Dans la foulée, l’un des agents français les plus actifs dans la région, Oussama Metri, a fait venir Shane Booysen à Phnom Penh. Aujourd’hui, il est l’un des joueurs les mieux payés du royaume et espère montrer le chemin à d’autres joueurs du continent. « Je peux faire vivre ma famille, je me sens bien au Cambodge. Ma carrière commence à décoller, je suis vraiment content. La prochaine étape pour moi serait de joueur en Corée du Sud ou en Chine », nous confie le footballeur, qui n’a toujours pas confirmé s’il prendrait bientôt la nationalité de son nouveau pays d’accueil.

Mais pour la plupart des joueurs africains au Cambodge, les salaires restent dérisoires. De 450 à 500 dollars (412 à 458 euros) par mois pour les meilleurs Ghanéens ou Nigérians que nous avons rencontrés. A la tombée de la nuit, ils se retrouvent parfois aux abords du stade olympique de Phnom Penh pour un match improvisé, dans l’espoir d’être repéré par l’un des douze clubs de ce minuscule pays de 15 millions d’habitants. « On ne peut pas faire grand-chose d’autre que joueur au football, nous confie l’un d’eux. Mais, avec cet argent au moins, je peux aider ma famille et envisager l’avenir plus sereinement. »

Dribbles spectaculaires et toucher de balle

Pour la plupart de ces Nigérians, Phnom Penh risque pourtant de se transformer en cauchemar et être la dernière étape de leur très courte carrière.
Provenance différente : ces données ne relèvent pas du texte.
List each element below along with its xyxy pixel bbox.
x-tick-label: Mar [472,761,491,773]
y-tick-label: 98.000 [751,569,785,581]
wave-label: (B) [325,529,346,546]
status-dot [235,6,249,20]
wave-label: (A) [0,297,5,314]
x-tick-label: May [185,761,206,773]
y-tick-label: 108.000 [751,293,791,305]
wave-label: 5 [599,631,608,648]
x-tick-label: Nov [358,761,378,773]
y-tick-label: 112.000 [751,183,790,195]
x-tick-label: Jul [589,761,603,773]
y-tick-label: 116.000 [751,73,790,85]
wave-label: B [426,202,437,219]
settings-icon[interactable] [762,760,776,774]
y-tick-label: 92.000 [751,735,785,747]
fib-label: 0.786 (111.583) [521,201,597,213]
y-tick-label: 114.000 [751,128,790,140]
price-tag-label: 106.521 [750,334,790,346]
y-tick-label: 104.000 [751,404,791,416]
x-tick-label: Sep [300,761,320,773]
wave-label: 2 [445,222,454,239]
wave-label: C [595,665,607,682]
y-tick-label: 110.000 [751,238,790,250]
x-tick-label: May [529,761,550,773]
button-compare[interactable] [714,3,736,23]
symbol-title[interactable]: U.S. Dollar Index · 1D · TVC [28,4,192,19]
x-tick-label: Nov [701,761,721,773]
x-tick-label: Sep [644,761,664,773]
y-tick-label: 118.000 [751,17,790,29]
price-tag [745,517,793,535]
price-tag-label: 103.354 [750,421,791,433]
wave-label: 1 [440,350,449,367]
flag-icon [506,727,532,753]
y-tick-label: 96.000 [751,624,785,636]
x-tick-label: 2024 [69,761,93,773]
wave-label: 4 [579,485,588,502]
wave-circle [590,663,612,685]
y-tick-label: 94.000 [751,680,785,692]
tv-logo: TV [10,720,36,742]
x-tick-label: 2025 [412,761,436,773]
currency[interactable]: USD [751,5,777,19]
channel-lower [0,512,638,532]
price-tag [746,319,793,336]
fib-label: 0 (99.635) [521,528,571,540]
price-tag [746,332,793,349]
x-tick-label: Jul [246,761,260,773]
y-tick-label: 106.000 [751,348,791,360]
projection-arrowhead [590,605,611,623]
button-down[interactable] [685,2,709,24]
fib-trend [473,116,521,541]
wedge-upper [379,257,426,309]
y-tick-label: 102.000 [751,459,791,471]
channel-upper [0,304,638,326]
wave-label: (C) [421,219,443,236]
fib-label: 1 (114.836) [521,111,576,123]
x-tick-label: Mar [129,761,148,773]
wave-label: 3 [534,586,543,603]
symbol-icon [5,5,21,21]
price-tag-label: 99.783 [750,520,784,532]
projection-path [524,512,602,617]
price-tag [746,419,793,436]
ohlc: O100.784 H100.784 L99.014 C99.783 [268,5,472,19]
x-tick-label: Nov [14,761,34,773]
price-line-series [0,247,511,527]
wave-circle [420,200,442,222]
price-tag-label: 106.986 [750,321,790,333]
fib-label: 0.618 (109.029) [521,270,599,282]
Sans visa, sans argent et sans club pour les accueillir, certains finissent en prison et vivent de trafics. « Beaucoup de clubs profitent de cette situation pour se payer des joueurs africains pour presque rien », s’insurge Gabriel Ken Gaddafi, le président de l’Association des Nigérians du Cambodge. Les attaques cardiaques et le décès en plein match de deux joueurs africains mal entraînés ont fini par inquiéter la Fédération professionnelle de football du Cambodge, qui exige aujourd’hui des clubs la signature de contrats en bonne et due forme ainsi qu’un certificat médical.

Pour Shane Booysen, en tout cas, pas de problème de santé. Il est 15 h 30 cet après-midi. La température frôle les 30 °C dans le stade de la capitale et le ciel se couvre des nuages de la mousson. L’entraînement est quotidien au Phnom Penh Crown Football Club où évolue aussi George Bisan, un attaquant venu du Nigeria. Le championnat ne reprend qu’en janvier 2017, mais Shane Booysen espère poursuivre sa bonne saison. « C’est bien la première fois que je signe des autographes », raconte-t-il. Ces dribbles spectaculaires et son toucher de balle font des merveilles sur les terrains.

« Avec mon jeu et ma couleur de peau, on me prend souvent pour un Brésilien », explique-t- il. Le meilleur buteur du championnat commence même à attirer la lumière des stades et certains clubs de Thaïlande lui font du pied. Il pourrait signer bientôt dans le royaume voisin avec un salaire qui devrait, cette fois, être deux fois plus important.

Sébastien Le Belzic est installé en Chine depuis 2007. Il dirige le site Chinafrica. info, un magazine sur la « Chinafrique » et les économies émergentes.